Daí também nunca ter receado o pluralismo, a controvérsia, o contraponto franco e aberto de posições diferentes. O sempre ter acreditado na inteligência dos leitores e na sua capacidade para avaliar argumentos contraditórios e olhares diversificados, razão por que o valor de uma reportagem ou de uma opinião é maior quando esta é clara, frontal, capaz de reflectir os limites das diferenças nos pontos de vista em vez de os dissolver com receio de ferir susceptibilidades. 

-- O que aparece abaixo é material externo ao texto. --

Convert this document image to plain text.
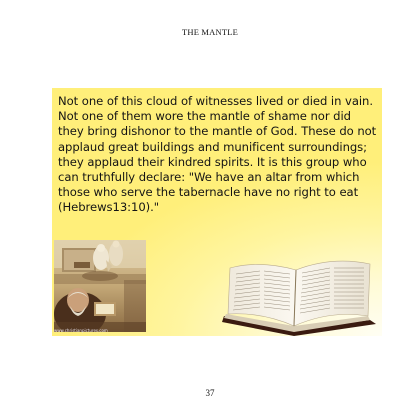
THE MANTLE

Not one of this cloud of witnesses lived or died in vain. Not one of them wore the mantle of shame nor did they bring dishonor to the mantle of God. These do not applaud great buildings and munificent surroundings; they applaud their kindred spirits. It is this group who can truthfully declare: "We have an altar from which those who serve the tabernacle have no right to eat (Hebrews13:10)."

www.christianpictures.com
37
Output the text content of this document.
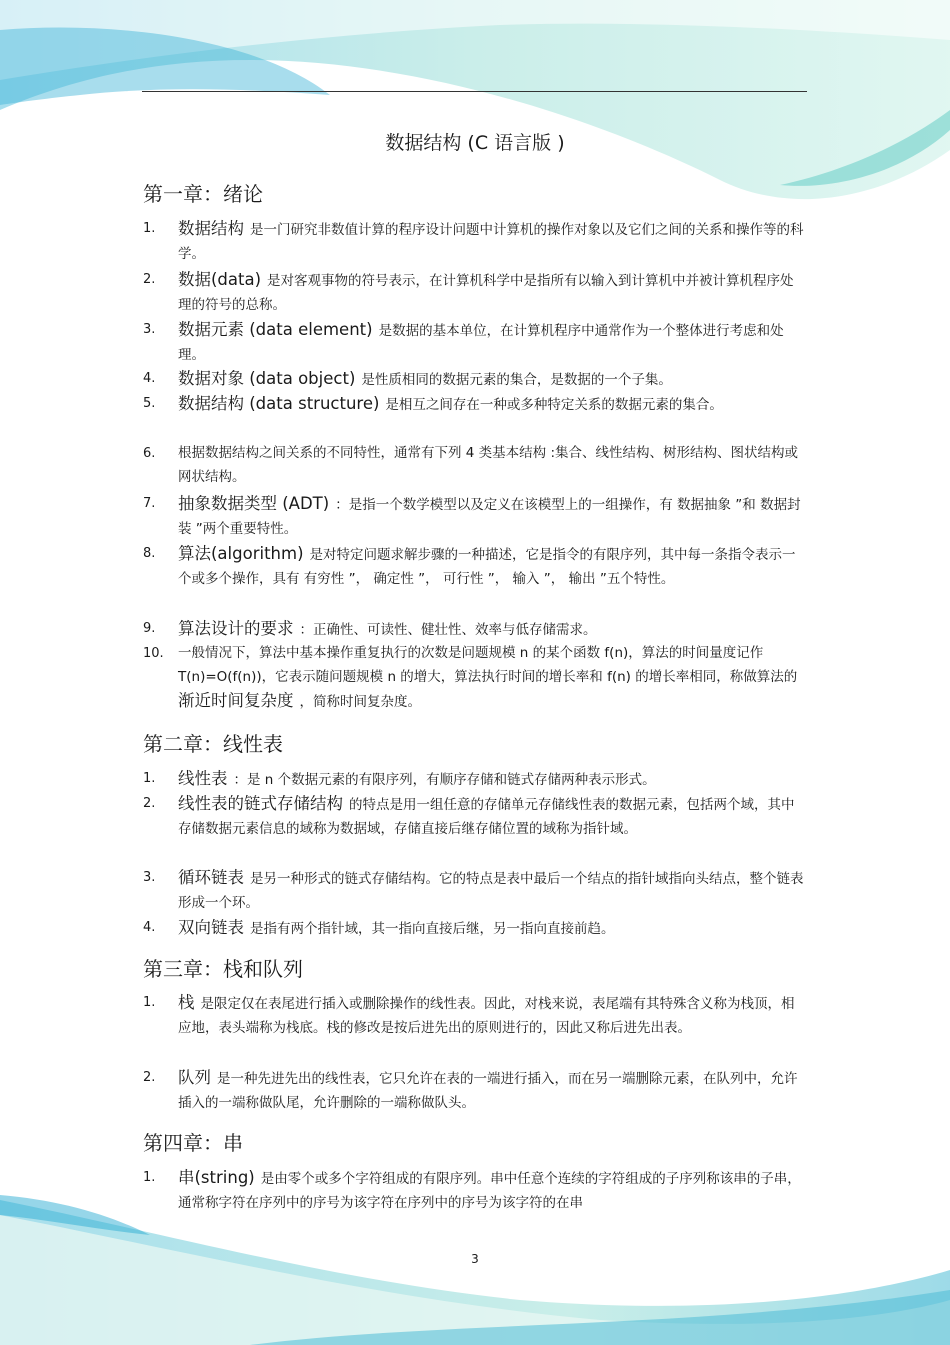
数据结构 (C 语言版 )
第一章：绪论
1.	数据结构 是一门研究非数值计算的程序设计问题中计算机的操作对象以及它们之间的关系和操作等的科学。
2.	数据(data) 是对客观事物的符号表示，在计算机科学中是指所有以输入到计算机中并被计算机程序处理的符号的总称。
3.	数据元素 (data element) 是数据的基本单位，在计算机程序中通常作为一个整体进行考虑和处理。
4.	数据对象 (data object) 是性质相同的数据元素的集合，是数据的一个子集。
5.	数据结构 (data structure) 是相互之间存在一种或多种特定关系的数据元素的集合。
6.	根据数据结构之间关系的不同特性，通常有下列 4 类基本结构 :集合、线性结构、树形结构、图状结构或网状结构。
7.	抽象数据类型 (ADT) ：是指一个数学模型以及定义在该模型上的一组操作，有 数据抽象 ”和 数据封装 ”两个重要特性。
8.	算法(algorithm) 是对特定问题求解步骤的一种描述，它是指令的有限序列，其中每一条指令表示一个或多个操作，具有 有穷性 ”， 确定性 ”， 可行性 ”， 输入 ”， 输出 ”五个特性。
9.	算法设计的要求 ：正确性、可读性、健壮性、效率与低存储需求。
10.	一般情况下，算法中基本操作重复执行的次数是问题规模 n 的某个函数 f(n)，算法的时间量度记作 T(n)=O(f(n))，它表示随问题规模 n 的增大，算法执行时间的增长率和 f(n) 的增长率相同，称做算法的 渐近时间复杂度 ，简称时间复杂度。
第二章：线性表
1.	线性表 ：是 n 个数据元素的有限序列，有顺序存储和链式存储两种表示形式。
2.	线性表的链式存储结构 的特点是用一组任意的存储单元存储线性表的数据元素，包括两个域，其中存储数据元素信息的域称为数据域，存储直接后继存储位置的域称为指针域。
3.	循环链表 是另一种形式的链式存储结构。它的特点是表中最后一个结点的指针域指向头结点，整个链表形成一个环。
4.	双向链表 是指有两个指针域，其一指向直接后继，另一指向直接前趋。
第三章：栈和队列
1.	栈 是限定仅在表尾进行插入或删除操作的线性表。因此，对栈来说，表尾端有其特殊含义称为栈顶，相应地，表头端称为栈底。栈的修改是按后进先出的原则进行的，因此又称后进先出表。
2.	队列 是一种先进先出的线性表，它只允许在表的一端进行插入，而在另一端删除元素，在队列中，允许插入的一端称做队尾，允许删除的一端称做队头。
第四章：串
1.	串(string) 是由零个或多个字符组成的有限序列。串中任意个连续的字符组成的子序列称该串的子串，通常称字符在序列中的序号为该字符在序列中的序号为该字符的在串
3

É isso que faz do PÚBLICO um projecto comum de pessoas que têm, do mundo, visões muito diferentes, pois sempre fiz questão que se apreciasse a diversidade e se ampliassem os espaços de liberdade.

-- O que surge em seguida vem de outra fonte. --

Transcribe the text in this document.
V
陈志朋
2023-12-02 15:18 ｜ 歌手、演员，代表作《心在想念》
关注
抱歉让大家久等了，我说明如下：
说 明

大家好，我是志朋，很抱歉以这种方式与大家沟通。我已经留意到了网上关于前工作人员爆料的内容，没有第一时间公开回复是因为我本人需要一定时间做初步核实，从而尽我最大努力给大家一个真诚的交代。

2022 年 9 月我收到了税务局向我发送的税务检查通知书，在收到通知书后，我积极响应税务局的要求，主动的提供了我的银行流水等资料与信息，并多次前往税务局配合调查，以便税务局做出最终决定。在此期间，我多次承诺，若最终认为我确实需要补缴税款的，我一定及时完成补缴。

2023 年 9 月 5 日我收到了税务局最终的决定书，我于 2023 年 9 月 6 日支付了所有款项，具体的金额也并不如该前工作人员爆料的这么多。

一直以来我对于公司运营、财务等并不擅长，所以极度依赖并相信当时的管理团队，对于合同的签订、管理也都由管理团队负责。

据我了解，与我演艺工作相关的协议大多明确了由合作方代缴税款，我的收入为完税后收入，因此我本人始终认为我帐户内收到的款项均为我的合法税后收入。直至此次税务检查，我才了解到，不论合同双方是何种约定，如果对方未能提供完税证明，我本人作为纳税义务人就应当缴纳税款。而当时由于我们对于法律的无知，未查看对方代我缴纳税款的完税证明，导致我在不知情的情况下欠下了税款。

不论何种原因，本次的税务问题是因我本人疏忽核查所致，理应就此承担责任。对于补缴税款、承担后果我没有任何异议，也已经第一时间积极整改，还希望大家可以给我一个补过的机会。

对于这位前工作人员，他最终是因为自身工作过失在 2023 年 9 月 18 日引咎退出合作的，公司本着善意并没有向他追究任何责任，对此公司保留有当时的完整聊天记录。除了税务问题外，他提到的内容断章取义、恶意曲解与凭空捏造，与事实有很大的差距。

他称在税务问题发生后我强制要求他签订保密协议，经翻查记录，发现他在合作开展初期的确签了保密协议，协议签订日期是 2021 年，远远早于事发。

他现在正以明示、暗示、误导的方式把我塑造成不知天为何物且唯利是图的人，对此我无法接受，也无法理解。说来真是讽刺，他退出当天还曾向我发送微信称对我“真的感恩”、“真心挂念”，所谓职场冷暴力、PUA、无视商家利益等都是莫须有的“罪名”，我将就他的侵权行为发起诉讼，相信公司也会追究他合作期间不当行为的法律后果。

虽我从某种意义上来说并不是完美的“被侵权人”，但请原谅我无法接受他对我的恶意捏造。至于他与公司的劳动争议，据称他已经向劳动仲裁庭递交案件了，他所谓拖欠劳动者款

Interrogar-se-ão muitos leitores por que decidi pedir para deixar de ser director. Sem falsas humildades, assumo que se sempre pensei ser uma obrigação de quem ocupa lugares de responsabilidade ter a coragem de sair quando percebe que outros podem fazer melhor, eu próprio não podia actuar de forma diferente.

Tenho 52 anos e, espero, ainda muitos anos de vida profissional pela frente. Mas, ao fim de 20 anos com responsabilidades directivas no PÚBLICO, estes últimos onze como director, senti que já não era a melhor pessoa para continuar a mobilizar a 120 por cento (a 200 por cento?), 363 dias por ano, 24 horas por dia, todas as vontades e todos os esforços necessários para tornar o jornal todos os dias melhor, para que todos os dias ele esteja à altura do que esperam os seus leitores e do papel que, como jornal livre num país que se quer livre e com uma cidadania informada e activa, o PÚBLICO tem de continuar a desempenhar. 

Não foi uma decisão fácil. Nem foi fácil tê-la tomado em Maio mas sentido que devia manter-me em funções até que terminasse um ciclo eleitoral que então ainda não se iniciara. Mas entendi que tinha esse dever para com a equipa do jornal, para com quem me substitui, para com o accionista e, sobretudo, para com os leitores.

Volto agora a ser jornalista desgraduado. Não deixarei por isso de - e, perdoem-me a ousadia, peço por empréstimo a expressão a esse gigante que foi Raymond Aron - continuar a tentar ser um "espectador empenhado" dos nossos destinos colectivos.

E o PÚBLICO, a que continuarei ligado, fica nas boas mãos da sua extraordinária equipa.